Health unions in England are threatening an escalation of strike action if there is no move from the government to improve on this year’s NHS pay offer, as nurses prepare for fresh walkouts this week.
The Royal College of Nursing said it would announce new strike dates for February before Wednesday, when “tens of thousands” of its members are set to strike at 55 NHS trusts across England that were not part of its previous action in December.
If there was no progress in pay talks by the end of the month, February’s strikes would be more than twice as big, involving all eligible members in England, the RCN said.
Health secretary Steve Barclay is considering a one-off payment to nurses to help with cost-of-living pressures, but has been told by the UK Treasury it must be paid from within his existing departmental budget.
Barclay has told nursing leaders to help identify efficiency savings to find cash to fund a lump-sum payment and future pay rise. His allies said they “totally rejected” suggestions of a cabinet split on the issue.
More talks are expected this week, but the Treasury’s focus is on addressing pay concerns in the NHS, primarily through the independent pay review process for the 2023-24 pay round.
In contrast, the RCN has paused planned strikes in Scotland after the Scottish government said it would accelerate talks on a pay deal for 2023-24 that could then be backdated to January, effectively giving staff a pay rise for part of the current financial year as well.
“The prime minister gave nursing staff a little optimism that he was beginning to move, but seven days later he appears entirely uninterested in finding a way to stop this,” said Pat Cullen, RCN’s general secretary, accusing Rishi Sunak of “baffling, reckless and politically ill-considered” intransigence.
The GMB union has also said it could announce dates next week for a series of further strikes by ambulance staff.
Meanwhile, strike action could spread to state education, with the National Education Union set to announce on Monday the result of a ballot covering about 250,000 teachers and 50,000 support staff across England and Wales.
The NAHT headteachers’ union is also set to announce its ballot result. NAHT general secretary Paul Whiteman told the Observer newspaper that even if ballots failed to clear thresholds for turnout — as happened last week with the teachers’ union NASUWT — unions might ask their members to vote again should disputes remained unresolved.
Hopes of progress on one front are rising, however, with rail employers edging towards a deal with the RMT union, whose members were among the first to strike in the wave of industrial action now sweeping the UK.
Train company bosses and unions are set to resume talks this week, amid growing optimism that a deal could be within reach to end at least some of the strikes that have hobbled the railway for more than six months.

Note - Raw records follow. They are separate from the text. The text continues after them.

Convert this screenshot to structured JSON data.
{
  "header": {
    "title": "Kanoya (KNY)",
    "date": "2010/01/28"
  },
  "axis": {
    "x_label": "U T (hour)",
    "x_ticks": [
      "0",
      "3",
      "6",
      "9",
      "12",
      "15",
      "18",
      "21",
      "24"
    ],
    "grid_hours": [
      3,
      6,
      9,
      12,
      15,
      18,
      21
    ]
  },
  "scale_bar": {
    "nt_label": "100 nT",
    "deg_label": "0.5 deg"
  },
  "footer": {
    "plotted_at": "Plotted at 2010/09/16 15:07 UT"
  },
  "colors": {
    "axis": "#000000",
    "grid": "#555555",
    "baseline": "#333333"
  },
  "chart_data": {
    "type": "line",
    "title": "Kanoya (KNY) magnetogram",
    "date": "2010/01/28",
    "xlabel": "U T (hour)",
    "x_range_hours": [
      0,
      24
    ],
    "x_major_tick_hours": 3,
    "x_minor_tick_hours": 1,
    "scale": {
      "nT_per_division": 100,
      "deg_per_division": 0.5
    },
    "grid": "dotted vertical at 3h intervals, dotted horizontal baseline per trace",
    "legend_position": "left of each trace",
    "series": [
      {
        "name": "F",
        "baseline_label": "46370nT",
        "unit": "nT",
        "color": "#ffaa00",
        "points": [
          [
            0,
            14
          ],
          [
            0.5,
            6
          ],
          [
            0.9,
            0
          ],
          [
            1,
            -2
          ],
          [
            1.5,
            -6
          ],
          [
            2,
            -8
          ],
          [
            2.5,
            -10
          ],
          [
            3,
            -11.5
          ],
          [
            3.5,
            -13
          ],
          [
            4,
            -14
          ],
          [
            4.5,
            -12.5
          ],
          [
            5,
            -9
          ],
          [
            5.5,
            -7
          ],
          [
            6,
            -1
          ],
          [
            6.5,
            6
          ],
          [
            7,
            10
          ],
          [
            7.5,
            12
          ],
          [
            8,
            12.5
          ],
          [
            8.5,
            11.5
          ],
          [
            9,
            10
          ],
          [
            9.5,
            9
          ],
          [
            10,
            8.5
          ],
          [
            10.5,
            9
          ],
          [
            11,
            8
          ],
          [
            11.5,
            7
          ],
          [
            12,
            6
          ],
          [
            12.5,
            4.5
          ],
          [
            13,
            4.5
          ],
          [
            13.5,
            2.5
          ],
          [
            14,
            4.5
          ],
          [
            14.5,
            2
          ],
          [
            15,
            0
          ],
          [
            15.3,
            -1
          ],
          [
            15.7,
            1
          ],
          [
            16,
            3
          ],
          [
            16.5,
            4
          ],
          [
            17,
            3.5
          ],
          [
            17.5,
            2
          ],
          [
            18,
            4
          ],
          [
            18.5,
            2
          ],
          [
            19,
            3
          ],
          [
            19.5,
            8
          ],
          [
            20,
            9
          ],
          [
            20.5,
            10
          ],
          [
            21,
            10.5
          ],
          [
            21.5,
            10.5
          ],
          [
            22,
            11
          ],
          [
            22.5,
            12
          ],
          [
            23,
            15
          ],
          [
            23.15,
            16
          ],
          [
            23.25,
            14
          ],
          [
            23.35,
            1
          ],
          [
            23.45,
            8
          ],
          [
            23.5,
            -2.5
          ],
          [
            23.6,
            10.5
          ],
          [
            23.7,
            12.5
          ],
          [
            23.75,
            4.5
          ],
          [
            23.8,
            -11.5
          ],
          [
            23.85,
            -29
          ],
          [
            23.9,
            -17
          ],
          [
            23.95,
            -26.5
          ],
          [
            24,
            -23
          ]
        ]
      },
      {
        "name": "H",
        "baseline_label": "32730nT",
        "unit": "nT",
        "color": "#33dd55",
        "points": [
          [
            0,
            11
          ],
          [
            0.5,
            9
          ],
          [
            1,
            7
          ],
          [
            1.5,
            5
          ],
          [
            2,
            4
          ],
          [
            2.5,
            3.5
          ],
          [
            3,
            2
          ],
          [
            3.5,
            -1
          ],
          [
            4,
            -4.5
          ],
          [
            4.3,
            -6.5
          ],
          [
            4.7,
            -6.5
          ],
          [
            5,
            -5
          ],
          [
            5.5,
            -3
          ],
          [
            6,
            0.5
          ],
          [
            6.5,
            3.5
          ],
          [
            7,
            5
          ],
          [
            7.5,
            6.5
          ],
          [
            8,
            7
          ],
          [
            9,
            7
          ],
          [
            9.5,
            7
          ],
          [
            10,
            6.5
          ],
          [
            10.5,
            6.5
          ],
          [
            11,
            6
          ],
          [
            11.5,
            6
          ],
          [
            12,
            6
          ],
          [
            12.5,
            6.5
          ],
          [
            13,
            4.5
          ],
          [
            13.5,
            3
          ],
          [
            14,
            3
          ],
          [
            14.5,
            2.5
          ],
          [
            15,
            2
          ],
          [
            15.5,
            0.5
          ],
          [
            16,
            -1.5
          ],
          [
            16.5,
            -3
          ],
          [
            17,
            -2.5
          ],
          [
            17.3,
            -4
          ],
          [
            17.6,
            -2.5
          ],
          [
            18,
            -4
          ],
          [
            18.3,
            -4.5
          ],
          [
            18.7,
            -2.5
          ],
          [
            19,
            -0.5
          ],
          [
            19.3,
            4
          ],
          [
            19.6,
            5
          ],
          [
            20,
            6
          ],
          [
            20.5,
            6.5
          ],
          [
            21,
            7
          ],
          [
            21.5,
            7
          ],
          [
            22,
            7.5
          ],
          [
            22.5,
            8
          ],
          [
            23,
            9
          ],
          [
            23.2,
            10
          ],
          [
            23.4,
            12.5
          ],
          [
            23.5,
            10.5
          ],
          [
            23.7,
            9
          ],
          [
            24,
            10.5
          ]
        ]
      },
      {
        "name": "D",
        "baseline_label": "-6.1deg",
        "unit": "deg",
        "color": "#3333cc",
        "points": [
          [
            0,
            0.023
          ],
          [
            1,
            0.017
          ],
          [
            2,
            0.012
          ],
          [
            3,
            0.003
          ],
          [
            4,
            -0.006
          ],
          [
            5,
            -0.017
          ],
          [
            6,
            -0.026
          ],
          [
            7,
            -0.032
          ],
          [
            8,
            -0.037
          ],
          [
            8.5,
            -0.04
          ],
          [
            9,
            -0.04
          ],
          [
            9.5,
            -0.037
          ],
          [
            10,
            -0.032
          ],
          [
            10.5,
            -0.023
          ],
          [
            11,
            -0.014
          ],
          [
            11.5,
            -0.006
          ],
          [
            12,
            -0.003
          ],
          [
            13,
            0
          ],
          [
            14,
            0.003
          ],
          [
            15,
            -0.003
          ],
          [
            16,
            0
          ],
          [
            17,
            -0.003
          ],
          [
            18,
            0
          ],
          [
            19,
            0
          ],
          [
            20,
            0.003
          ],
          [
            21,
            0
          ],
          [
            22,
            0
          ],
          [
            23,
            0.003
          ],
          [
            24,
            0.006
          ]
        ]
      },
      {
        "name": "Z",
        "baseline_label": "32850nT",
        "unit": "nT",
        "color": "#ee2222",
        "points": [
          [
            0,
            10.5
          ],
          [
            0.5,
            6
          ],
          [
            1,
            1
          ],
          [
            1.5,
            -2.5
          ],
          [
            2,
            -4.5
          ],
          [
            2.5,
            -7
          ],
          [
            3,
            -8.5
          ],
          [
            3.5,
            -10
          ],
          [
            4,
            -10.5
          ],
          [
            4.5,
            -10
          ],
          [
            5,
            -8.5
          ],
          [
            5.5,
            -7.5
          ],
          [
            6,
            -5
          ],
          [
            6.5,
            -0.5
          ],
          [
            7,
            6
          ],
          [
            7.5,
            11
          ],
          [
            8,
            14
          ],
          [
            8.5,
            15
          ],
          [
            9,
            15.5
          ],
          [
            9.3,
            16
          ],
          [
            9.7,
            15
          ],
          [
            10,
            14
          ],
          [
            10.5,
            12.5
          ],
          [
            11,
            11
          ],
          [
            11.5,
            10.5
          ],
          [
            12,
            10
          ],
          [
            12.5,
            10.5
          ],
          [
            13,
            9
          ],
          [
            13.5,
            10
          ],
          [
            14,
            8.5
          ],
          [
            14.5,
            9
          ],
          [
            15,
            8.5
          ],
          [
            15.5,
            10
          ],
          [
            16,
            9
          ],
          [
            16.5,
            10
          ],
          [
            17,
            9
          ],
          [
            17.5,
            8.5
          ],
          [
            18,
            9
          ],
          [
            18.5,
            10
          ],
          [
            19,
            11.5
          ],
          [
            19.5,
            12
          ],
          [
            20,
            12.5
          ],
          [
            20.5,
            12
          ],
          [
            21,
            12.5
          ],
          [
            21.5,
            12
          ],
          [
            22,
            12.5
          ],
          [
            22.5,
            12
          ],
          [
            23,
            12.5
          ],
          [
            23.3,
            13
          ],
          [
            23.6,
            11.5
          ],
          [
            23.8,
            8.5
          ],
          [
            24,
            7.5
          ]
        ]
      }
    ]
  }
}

Transport secretary Mark Harper said on Sunday that he was optimistic that the two sides could reach an agreement. “I hope there will be a deal, I am not going to put an artificial timetable on it . . . but I think both the companies and the rail unions are keen to reach an agreement,” he told the BBC.
The RMT and TSSA unions said last week they were “working jointly” with train companies towards a new offer, after ministers allowed the industry to table a higher pay deal of 9 per cent over two years, tied to reforms to working practices.
Industry bosses are also optimistic that the RMT will look again at a similar pay offer from Network Rail, which was rejected late last year.
But even as hope rises over one part of the tangle of industrial disputes on the railways, Aslef, the union representing train drivers, is on Monday set to reject a separate pay offer of 8 per cent over two years from train companies, raising the prospect of further industrial action.
Aslef’s executive committee, made up of eight serving train drivers, will meet on Monday to discuss the offer from the Rail Delivery Group industry body, but its boss has warned “there is not one line” in the offer he could support.